# Two projection operators may not be commutative, with an explicit example.

A projection operator is a linear mapping from a linear space X to X that then satisfies $p^2=p$

Then in a geometrical point of view, looking at the linear space, any element in $X$ mapping under $p$ only has two possibilities, one is $px=x$, and under the action of $p$ image of $x$ is himself. The second possibility, x under the action of $p$ is not itself but another element $y$, then $p$ in action, on $y$ should also be equal to $y$ because we know that $p^2x=px = y$ so $py=p^2x=px = y$.

Well, then this way, if we only look at it from the perspective of mapping between sets, we have to the following figure. from the perspective of mapping between sets, figure of mapping $p$

But we are not from the set because the projection $p$ is a linear space of an operator, so we should look at a set of bases in this linear space $X$, and see what happens to $p$ on this set of bases, and then we know that there is a part of it that is not moving, and then another part will be mapped to this part that is not moving.

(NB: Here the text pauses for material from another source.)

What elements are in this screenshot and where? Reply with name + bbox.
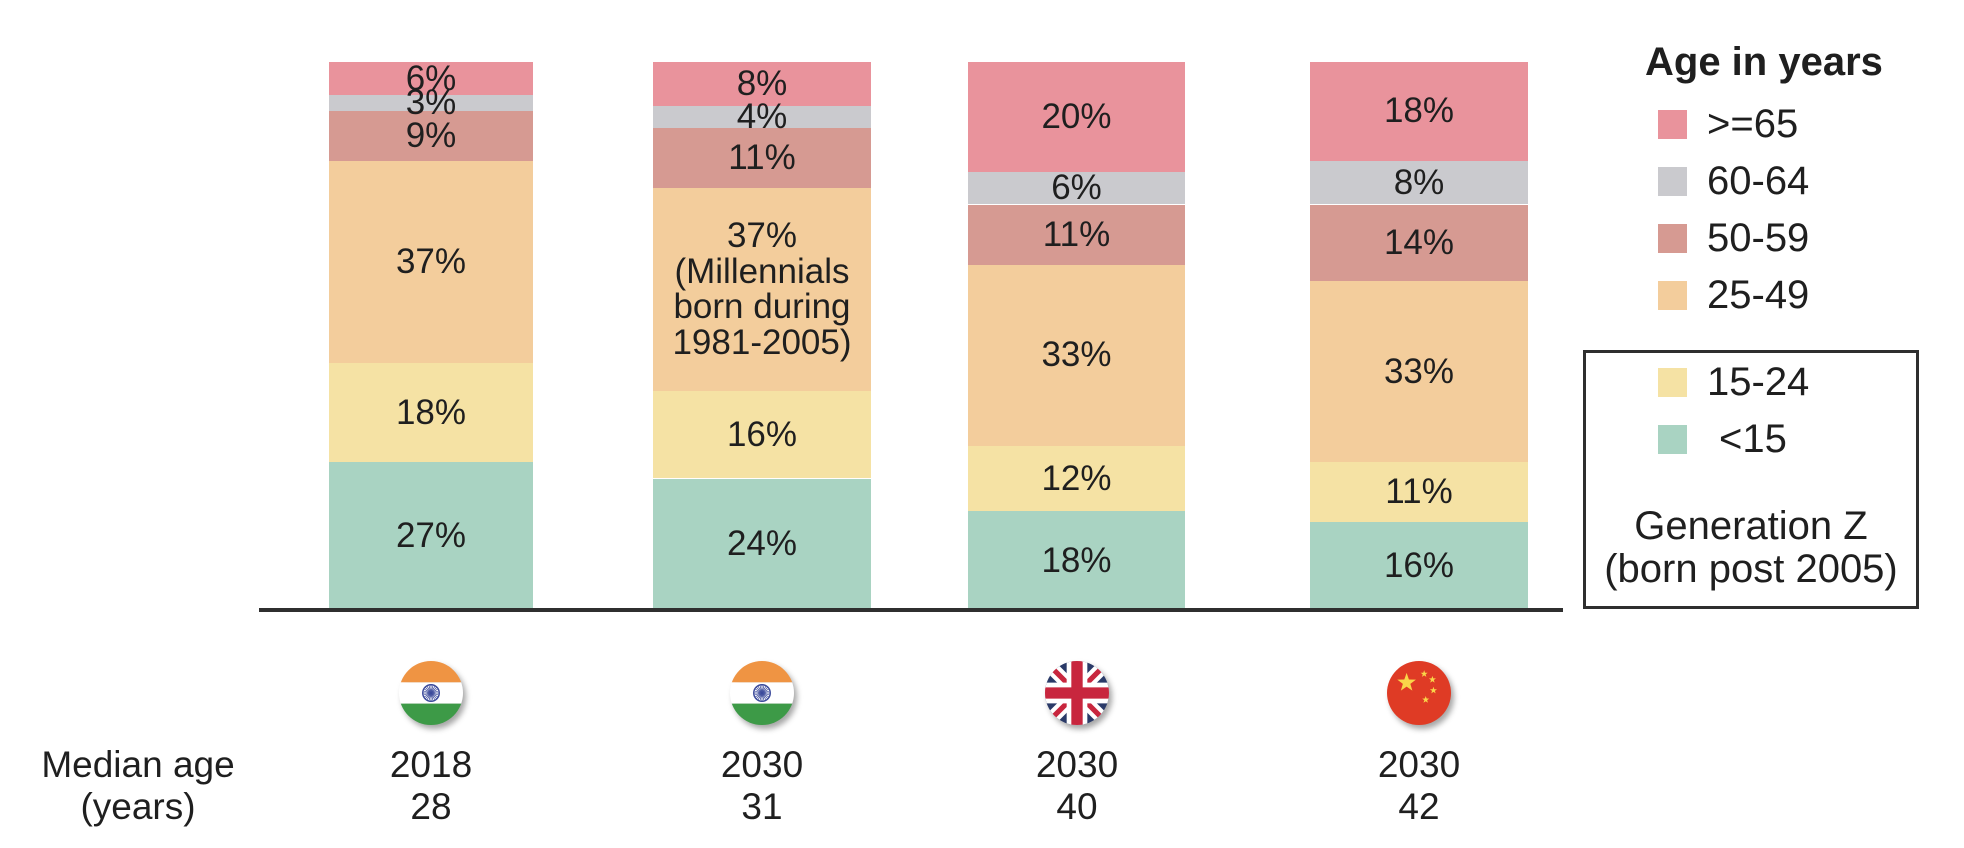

Now if there are two projections p1 p2, of course they are not necessarily exchanged, because if I am not moving, because I am I am certainly not necessarily exchanged, because I two projection operators, for example OK, for example, even where they are not moving, is the same place they are not necessarily exchanged, because OK for example, I first, for example, for the two of them to move together That piece, they are certainly the same role, but for both of them is. For both of them that is to say there is an X, and then I I send this student this P with P2, X in px = Y1px = 2 ~ X does not = Y1X does not = 2, that this px1OK, then in case must = yy = Y, so that the place where they two holes or where they hit the past is the same place, must be immobile to accept, if that. But if say two projection arithmetic amount, on but if say two projection arithmetic.